Emphysema and poorer self-rated health were more prevalent for those receiving OAA meals as compared to their counterparts. The current study supports previous findings that older adults participating in nutrition programs have poorer health and lower socioeconomic status, compared to the general population of older adults [8]; however, functional decline did not differ by participation level, adjusting for sociodemographics. The current study indicated that participation/nonparticipation in nutrition programs did not differ by race/ethnicity and that women and minorities had poorer health status than non-Hispanic Whites, regardless of their participation level in nutrition programs. These findings suggest that greater outreach is needed for OAA meals and that interventions to improve health status should be addressed within these programs to help reduce health disparities.

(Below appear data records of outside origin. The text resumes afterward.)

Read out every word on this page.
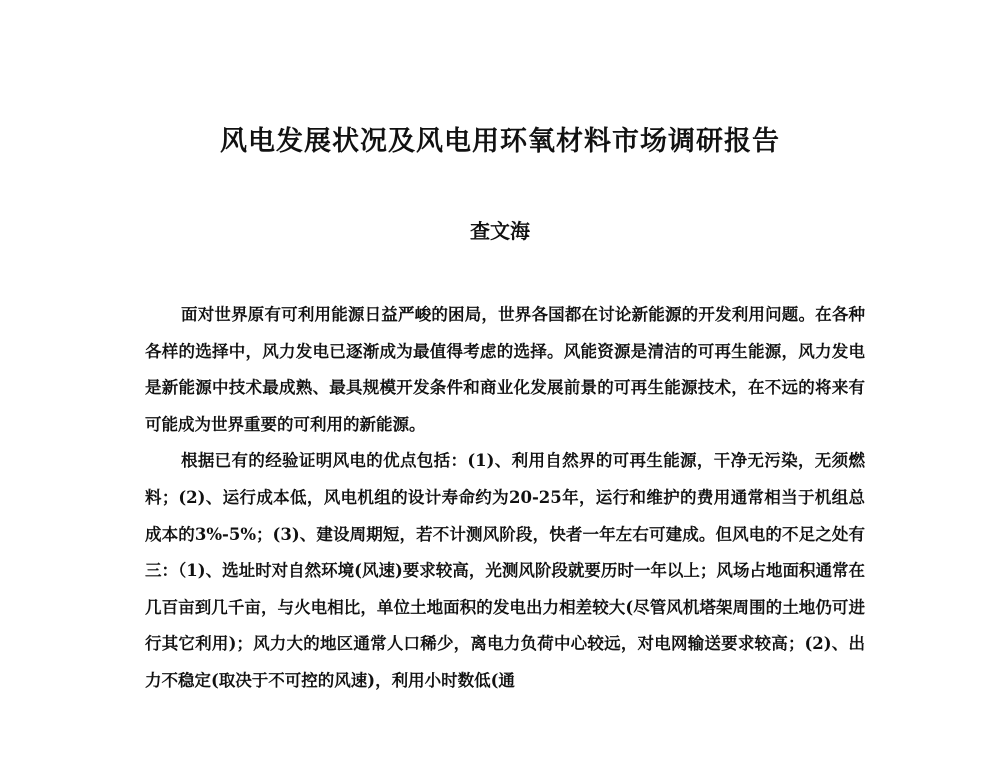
风电发展状况及风电用环氧材料市场调研报告
查文海

面对世界原有可利用能源日益严峻的困局，世界各国都在讨论新能源的开发利用问题。在各种各样的选择中，风力发电已逐渐成为最值得考虑的选择。风能资源是清洁的可再生能源，风力发电是新能源中技术最成熟、最具规模开发条件和商业化发展前景的可再生能源技术，在不远的将来有可能成为世界重要的可利用的新能源。

根据已有的经验证明风电的优点包括：(1)、利用自然界的可再生能源，干净无污染，无须燃料；(2)、运行成本低，风电机组的设计寿命约为20-25年，运行和维护的费用通常相当于机组总成本的3%-5%；(3)、建设周期短，若不计测风阶段，快者一年左右可建成。但风电的不足之处有三：（1)、选址时对自然环境(风速)要求较高，光测风阶段就要历时一年以上；风场占地面积通常在几百亩到几千亩，与火电相比，单位土地面积的发电出力相差较大(尽管风机塔架周围的土地仍可进行其它利用)；风力大的地区通常人口稀少，离电力负荷中心较远，对电网输送要求较高；(2)、出力不稳定(取决于不可控的风速)，利用小时数低(通
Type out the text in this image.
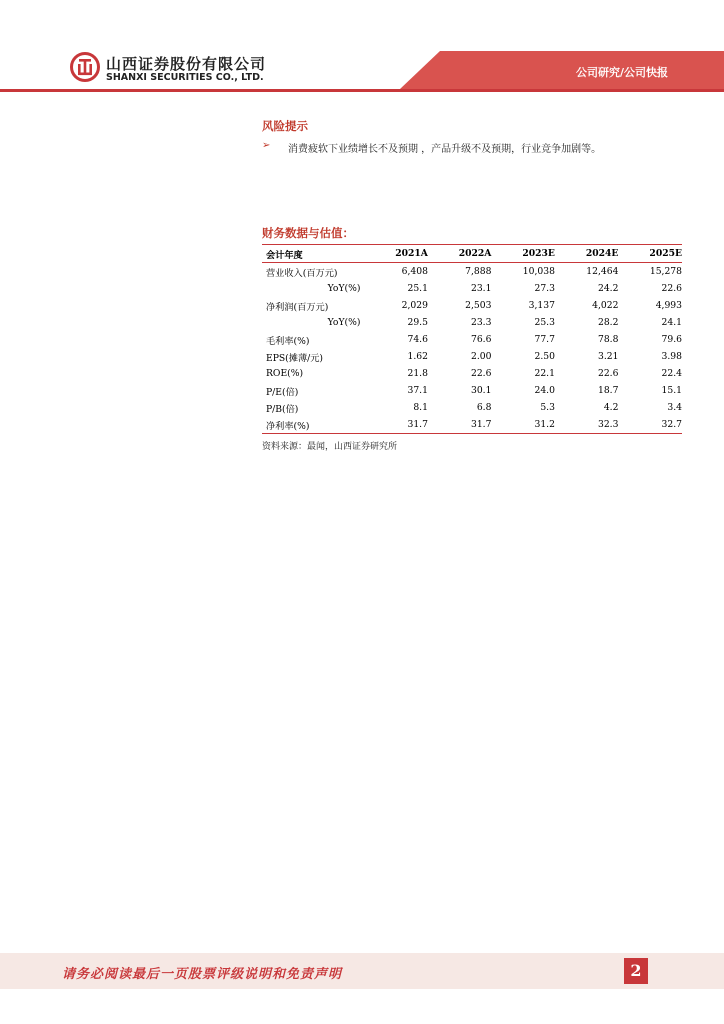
山西证券股份有限公司
SHANXI SECURITIES CO., LTD.	公司研究/公司快报
风险提示
➢ 消费疲软下业绩增长不及预期 ，产品升级不及预期，行业竞争加剧等。
财务数据与估值：
会计年度	2021A	2022A	2023E	2024E	2025E
营业收入(百万元)	6,408	7,888	10,038	12,464	15,278
YoY(%)	25.1	23.1	27.3	24.2	22.6
净利润(百万元)	2,029	2,503	3,137	4,022	4,993
YoY(%)	29.5	23.3	25.3	28.2	24.1
毛利率(%)	74.6	76.6	77.7	78.8	79.6
EPS(摊薄/元)	1.62	2.00	2.50	3.21	3.98
ROE(%)	21.8	22.6	22.1	22.6	22.4
P/E(倍)	37.1	30.1	24.0	18.7	15.1
P/B(倍)	8.1	6.8	5.3	4.2	3.4
净利率(%)	31.7	31.7	31.2	32.3	32.7
资料来源：最闻，山西证券研究所
请务必阅读最后一页股票评级说明和免责声明	2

This study has several limitations. Although data was from a nationally representative sample of US older adults, the study was cross-sectional and cause and effect cannot be assumed. The percent of home-delivered meal participants in our study was less than 10%, so they were combined with congregate meal participants for all analyses. Although the interviewers were trained to administer questions, some responses by participants might have been what they perceived as socially acceptable. Memory loss was assessed by interview and not with an objective assessment tool. Another limitation was that race/ethnicity interaction with nutrition program participation could not be assessed due to limited power. Despite these limitations, this study has several strengths: (1) the use of data from a national representative sample of US adults, (2) filling a gap in the literature by comparison of chronic diseases and functional limitations by participating versus not participating in nutrition programs, and (3) comparison of sociodemographics of participants and nonparticipants in a relatively large sample of older adults.

5. Conclusion

Older adults receiving congregate meals and/or government home-delivered meals had overall poorer physical function and health as compared to their counterparts who did not participate in nutritional services. Future studies should assess nutritional adequacy for older adults who participate in nutritional programs comparing sex and race/ethnicity. Clinical studies are needed to determine nutritional needs of older adults with obesity [24]. It is recommended that OAA meal programs provide adequate nutrition education and counseling that address and help to reduce food insecurity [24]. OAA meal programs should provide nutritionally dense meals and meal enhancements for older adults with undernutrition and possibly for obese, older adults with malnutrition [24, 29].

Conflicts of Interest

The authors declare that they have no conflicts of interest.

Authors’ Contributions

All authors have contributed significantly to the research concept, literature review, and objectives. They all are in agreement with the content of the manuscript. All authors approved the manuscript and this submission.